Degradation of Ni-rich cathode materials: A multiple fields coupling with negative feedback process

Abstract

Ni-rich cathode materials have recently received phenomenal attention owing to their high energy density and cost-effective nature. Up to now, Li-ion batteries (LIBs) based on Ni-rich layered cathode have been widely used as power source in electric vehicles (EVs). However, Ni-rich cathode materials suffer from serious capacity fading during electrochemical operation and this phenomenon becomes more obvious with the increase of Ni content. The relatively inferior reliability and durability of Ni-rich cathodes lead to some safety hazards and hinder their industrialization.

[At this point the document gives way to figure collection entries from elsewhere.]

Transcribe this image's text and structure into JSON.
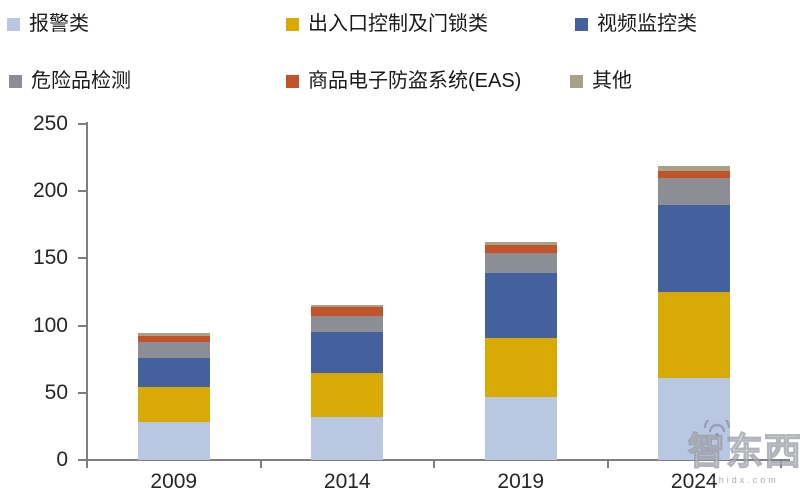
{
  "chart_data": {
    "type": "bar",
    "stacked": true,
    "title": "",
    "xlabel": "",
    "ylabel": "",
    "categories": [
      "2009",
      "2014",
      "2019",
      "2024"
    ],
    "series": [
      {
        "name": "报警类",
        "color": "#bac7e2",
        "values": [
          28,
          32,
          47,
          61
        ]
      },
      {
        "name": "出入口控制及门锁类",
        "color": "#d9aa05",
        "values": [
          26,
          33,
          44,
          64
        ]
      },
      {
        "name": "视频监控类",
        "color": "#44619e",
        "values": [
          22,
          30,
          48,
          65
        ]
      },
      {
        "name": "危险品检测",
        "color": "#8d8d96",
        "values": [
          12,
          12,
          15,
          20
        ]
      },
      {
        "name": "商品电子防盗系统(EAS)",
        "color": "#c2532a",
        "values": [
          4.5,
          7,
          6,
          5
        ]
      },
      {
        "name": "其他",
        "color": "#a5a287",
        "values": [
          2,
          1,
          2,
          4
        ]
      }
    ],
    "ylim": [
      0,
      250
    ],
    "yticks": [
      0,
      50,
      100,
      150,
      200,
      250
    ],
    "grid": false,
    "legend_position": "top",
    "axis_color": "#7f7f7f"
  },
  "watermark": {
    "brand": "智东西",
    "domain": "zhidx.com"
  }
}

In this context, a great deal of attentions in materials surface/interface chemistries and structure evolution under multiple physicochemical fields operating conditions has been paid to better understand the degradation mechanisms. This article analyzed the origin of multiple fields during operating condition and systematically reviewed the reported failure pathways under different physicochemical fields, providing a detailed understanding on degradation mechanisms of Ni-rich cathodes. Induced degradation pathways from multiple fields coupling lead to further performance degradation, which in turn intensifies the coupling of physicochemical fields. Such a negative feedback loop is believed to responsible for the fast capacity fading of Ni-rich cathode materials. Finally, some insightful future perspectives are also proposed to help further encourage the industrialization of Ni-rich cathodes.